Pembatasan Sosial Tidak Melumpuhkan Kegiatan Berkesenian
›
Pembatasan Sosial Tidak...
Iklan
Pembatasan Sosial Tidak Melumpuhkan Kegiatan Berkesenian
Pembatasan sosial karena pandemi Covid-19 menguji ketahanan, kelenturan, dan kegigihan seniman. ARTJOG dan Yogya Annual Art akan tetap digelar tahun ini untuk mewadahi pemikiran dan karya seniman selama pandemi.
Oleh
Mediana
·5 menit baca
JAKARTA, KOMPAS — Selama masa pembatasan sosial karena pandemi Covid-19, aktivitas kesenian tidak sepenuhnya berhenti. Seniman tetap berkarya. Pemikiran dan karya baru terus lahir.
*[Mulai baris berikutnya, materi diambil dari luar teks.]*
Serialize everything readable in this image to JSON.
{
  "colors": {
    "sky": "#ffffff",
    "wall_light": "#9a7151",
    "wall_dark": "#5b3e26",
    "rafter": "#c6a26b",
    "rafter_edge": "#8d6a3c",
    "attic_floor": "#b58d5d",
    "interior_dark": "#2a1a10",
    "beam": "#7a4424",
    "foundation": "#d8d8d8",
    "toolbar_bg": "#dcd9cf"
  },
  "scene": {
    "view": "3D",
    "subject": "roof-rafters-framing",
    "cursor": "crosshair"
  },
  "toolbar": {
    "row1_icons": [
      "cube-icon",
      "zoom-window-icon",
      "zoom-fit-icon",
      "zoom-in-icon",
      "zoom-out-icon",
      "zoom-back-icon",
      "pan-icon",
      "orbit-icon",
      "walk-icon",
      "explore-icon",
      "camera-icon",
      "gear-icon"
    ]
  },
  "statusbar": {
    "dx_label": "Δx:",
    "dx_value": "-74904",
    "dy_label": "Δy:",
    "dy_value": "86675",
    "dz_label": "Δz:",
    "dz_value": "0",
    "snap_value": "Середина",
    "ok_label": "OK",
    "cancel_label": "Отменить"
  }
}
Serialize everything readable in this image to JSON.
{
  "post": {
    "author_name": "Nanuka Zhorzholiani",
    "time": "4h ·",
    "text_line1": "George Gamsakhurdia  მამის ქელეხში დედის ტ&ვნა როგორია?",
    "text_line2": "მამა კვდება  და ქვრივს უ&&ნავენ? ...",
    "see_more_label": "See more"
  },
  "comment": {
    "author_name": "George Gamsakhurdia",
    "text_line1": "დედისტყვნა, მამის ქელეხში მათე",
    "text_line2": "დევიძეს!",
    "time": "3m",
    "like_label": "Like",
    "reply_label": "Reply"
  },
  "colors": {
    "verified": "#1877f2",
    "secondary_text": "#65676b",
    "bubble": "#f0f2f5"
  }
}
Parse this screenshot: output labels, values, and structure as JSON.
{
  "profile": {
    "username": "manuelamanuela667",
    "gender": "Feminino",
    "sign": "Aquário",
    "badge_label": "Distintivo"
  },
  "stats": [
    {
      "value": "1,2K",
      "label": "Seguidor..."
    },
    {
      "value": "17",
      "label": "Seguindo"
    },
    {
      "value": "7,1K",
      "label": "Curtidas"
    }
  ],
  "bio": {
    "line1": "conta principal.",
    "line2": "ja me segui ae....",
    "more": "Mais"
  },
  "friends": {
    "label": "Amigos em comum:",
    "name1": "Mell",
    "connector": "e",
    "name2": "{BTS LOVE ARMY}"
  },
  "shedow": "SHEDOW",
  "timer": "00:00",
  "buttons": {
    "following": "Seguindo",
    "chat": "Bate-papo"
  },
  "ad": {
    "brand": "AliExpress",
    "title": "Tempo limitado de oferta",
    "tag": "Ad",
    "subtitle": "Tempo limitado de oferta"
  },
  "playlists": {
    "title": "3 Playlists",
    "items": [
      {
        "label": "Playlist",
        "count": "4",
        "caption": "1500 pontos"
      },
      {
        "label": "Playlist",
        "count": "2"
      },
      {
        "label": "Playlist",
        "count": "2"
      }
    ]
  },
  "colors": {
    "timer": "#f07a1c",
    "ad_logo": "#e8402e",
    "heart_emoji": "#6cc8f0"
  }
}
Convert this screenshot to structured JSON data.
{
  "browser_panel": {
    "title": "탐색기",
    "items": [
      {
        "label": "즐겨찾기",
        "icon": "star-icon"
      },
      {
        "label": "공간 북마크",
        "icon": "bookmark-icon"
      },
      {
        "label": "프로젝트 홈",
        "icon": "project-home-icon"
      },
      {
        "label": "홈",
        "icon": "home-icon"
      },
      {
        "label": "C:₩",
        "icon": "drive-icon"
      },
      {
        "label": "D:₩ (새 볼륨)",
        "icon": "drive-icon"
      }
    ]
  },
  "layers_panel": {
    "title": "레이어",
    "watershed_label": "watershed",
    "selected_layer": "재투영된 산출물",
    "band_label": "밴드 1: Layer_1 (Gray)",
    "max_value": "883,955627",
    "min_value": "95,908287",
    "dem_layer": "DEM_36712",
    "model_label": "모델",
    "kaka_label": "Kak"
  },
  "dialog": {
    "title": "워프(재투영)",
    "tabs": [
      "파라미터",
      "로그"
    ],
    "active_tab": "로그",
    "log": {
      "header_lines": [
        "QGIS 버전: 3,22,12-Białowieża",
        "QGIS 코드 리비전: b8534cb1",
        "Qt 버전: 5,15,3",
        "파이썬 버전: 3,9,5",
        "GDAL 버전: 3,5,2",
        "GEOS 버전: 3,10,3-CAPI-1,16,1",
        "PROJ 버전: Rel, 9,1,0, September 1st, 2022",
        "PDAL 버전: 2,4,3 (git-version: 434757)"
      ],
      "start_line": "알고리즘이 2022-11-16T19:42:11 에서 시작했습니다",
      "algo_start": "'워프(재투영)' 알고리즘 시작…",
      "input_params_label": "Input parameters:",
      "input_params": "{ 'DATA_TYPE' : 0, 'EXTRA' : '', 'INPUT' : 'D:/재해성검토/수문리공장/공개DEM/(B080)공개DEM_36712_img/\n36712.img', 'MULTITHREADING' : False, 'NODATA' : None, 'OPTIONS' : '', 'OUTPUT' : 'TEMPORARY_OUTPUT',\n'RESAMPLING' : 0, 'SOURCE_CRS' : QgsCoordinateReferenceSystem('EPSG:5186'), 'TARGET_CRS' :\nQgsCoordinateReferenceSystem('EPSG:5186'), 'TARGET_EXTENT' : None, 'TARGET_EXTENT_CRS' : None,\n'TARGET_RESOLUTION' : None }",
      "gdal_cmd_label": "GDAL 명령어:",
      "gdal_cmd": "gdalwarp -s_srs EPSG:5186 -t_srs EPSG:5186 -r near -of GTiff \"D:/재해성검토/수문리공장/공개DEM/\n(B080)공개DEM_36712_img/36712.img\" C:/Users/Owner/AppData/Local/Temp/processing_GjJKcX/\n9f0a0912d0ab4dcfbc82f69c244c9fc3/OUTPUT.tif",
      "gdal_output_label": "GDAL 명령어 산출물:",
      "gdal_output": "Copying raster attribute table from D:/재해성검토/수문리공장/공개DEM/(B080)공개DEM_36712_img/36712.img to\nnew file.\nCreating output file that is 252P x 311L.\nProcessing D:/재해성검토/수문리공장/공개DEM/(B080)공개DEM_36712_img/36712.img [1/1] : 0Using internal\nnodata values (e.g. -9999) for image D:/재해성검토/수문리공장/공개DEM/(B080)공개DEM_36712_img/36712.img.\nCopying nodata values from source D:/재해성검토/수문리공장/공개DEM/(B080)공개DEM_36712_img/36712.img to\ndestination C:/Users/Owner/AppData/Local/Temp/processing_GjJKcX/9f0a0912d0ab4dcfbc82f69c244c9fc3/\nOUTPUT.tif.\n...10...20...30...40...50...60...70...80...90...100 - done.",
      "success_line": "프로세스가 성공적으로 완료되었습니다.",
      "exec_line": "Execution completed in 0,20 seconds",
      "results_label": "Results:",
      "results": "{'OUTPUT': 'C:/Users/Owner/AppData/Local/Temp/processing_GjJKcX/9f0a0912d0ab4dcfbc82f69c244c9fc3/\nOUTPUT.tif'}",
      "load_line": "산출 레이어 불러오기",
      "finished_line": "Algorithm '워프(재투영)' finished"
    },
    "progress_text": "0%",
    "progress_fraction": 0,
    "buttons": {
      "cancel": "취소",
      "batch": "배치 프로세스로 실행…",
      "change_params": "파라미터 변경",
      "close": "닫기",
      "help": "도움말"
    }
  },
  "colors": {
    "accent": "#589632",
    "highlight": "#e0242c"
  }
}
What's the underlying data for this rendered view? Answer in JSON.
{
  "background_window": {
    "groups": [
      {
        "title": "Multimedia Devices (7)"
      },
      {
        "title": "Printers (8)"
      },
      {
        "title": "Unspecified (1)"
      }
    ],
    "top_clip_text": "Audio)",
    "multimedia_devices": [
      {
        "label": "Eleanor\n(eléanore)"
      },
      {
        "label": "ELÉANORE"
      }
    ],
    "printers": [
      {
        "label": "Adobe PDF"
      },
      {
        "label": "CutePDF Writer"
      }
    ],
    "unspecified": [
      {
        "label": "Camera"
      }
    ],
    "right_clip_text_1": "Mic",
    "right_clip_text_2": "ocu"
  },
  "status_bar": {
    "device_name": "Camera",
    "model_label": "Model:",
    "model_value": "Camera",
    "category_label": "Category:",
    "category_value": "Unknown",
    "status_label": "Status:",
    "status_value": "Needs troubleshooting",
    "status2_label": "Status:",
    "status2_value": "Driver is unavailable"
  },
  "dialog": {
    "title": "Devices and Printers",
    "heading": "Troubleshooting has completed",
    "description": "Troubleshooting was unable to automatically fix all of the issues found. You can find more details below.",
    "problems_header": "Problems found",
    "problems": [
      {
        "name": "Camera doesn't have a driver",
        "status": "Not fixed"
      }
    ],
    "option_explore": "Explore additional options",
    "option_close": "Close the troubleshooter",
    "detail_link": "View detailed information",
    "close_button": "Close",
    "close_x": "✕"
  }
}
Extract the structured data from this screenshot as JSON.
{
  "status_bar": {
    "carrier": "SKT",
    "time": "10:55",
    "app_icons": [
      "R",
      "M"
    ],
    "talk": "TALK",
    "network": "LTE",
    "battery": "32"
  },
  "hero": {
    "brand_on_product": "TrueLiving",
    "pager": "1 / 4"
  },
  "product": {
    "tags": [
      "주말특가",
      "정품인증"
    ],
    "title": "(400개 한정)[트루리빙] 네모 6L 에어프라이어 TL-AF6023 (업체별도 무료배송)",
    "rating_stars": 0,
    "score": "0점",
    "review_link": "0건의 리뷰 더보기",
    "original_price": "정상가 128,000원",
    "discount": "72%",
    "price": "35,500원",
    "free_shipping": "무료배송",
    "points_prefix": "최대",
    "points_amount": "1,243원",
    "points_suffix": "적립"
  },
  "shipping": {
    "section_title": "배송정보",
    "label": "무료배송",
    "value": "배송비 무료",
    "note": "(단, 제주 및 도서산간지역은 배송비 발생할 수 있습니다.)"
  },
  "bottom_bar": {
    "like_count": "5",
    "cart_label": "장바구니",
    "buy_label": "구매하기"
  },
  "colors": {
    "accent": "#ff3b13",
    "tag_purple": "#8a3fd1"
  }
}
Berangkat dari karakter seniman yang lentur, semangat, dan gigih itu, Direktur ARTJOG Heri Pemad mengatakan, akan ada ARTJOG edisi khusus yang digelar 8 Agustus sampai 10 Oktober 2020. Penyelenggaraan ARTJOG edisi khusus itu bukan karena latah mengikuti normal baru, melainkan sebagai upaya menguji ketahanan dan melihat pencapaian ARTJOG yang telah 12 tahun berjalan.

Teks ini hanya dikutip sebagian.